Per maggiori informazioni sul parco visita il sito ufficiale: www.royalparks.org.uk/parks/hyde-park.

1 Non violare le regole di convivenza civile

Occupare le scale mobili sulla sinista, sporcare, parlare ad alta voce, non rispettare la fila, servirsi dei mezzi pubblici senza biglietto… sono tutte cose che i londinesi notano e non apprezzano per niente. Il rispetto delle regole di convivenza civile è fondamentale da queste parti. In realtà lo è dappertutto ma qui, all’occorrenza, sono molto meno indulgenti rispetto ai paesi mediterranei. Avvertiti.

2 Attenzione ai borseggiatori

Valgono le avvertenze “classiche” di tutte le grandi metropoli: non girare con molti contanti; non tenere il portafogli in bella vista; non lasciare la borsa incustodita; evitare di indossare gioielli, collane, orologi, bracciali di grande valore; non girare soli di notte ecc. Per il resto, niente paura: Londra è una città sicura, ovviamente come può esserlo una metropoli di oltre 8 milioni di abitanti.

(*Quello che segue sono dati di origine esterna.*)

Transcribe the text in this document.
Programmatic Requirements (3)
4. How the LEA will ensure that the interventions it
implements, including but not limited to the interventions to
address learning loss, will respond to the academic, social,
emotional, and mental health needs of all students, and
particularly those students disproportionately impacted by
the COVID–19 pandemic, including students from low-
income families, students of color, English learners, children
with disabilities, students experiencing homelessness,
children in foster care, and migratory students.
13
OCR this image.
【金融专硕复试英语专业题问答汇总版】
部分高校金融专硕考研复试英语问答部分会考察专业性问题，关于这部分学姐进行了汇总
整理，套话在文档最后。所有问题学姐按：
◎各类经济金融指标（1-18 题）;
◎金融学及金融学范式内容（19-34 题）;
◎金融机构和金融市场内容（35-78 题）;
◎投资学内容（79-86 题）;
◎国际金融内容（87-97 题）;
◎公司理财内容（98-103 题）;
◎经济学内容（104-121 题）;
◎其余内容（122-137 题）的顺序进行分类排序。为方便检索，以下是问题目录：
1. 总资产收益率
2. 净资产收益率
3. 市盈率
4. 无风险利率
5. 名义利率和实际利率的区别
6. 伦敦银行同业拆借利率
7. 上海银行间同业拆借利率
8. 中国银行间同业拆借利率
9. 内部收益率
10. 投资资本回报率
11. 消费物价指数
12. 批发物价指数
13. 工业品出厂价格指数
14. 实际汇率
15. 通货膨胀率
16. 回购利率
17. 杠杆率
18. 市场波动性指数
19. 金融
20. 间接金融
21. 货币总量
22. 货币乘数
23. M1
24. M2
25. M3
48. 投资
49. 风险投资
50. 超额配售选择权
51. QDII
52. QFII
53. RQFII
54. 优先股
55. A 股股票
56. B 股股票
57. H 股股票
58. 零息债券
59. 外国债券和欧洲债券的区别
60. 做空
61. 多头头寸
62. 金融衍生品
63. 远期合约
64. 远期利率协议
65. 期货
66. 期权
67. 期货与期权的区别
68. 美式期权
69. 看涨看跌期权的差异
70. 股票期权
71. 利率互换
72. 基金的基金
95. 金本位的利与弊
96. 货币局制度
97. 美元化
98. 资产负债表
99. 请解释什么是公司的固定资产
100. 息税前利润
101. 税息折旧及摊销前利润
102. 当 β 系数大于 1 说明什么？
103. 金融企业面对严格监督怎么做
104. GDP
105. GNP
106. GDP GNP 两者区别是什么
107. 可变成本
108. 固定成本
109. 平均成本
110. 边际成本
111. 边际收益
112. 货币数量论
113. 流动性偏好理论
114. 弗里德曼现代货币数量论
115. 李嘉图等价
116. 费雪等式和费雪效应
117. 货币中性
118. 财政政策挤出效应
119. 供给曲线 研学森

3 Non limitarsi ai soliti giri

Quelle fin qui elencate sono solo alcune delle principali attrazioni turistiche di Londra. Per intenderci, quelle in cui troverai altri migliaia di turisti come te. Ora il consiglio non è di non visitarle, altrimenti sarebbe paradossale averne scritto. Semplicemente, in vacanza è giusto anche improvvisare: girare in una traversa, entrare in un negozio, dirigersi verso quella piazza mossi nient’altro che dalla curiosità. A Londra bisogna assolutamente fare così. Del resto, è una città con così tanti stimoli che verrà normale seguire anche un po’ l’istinto.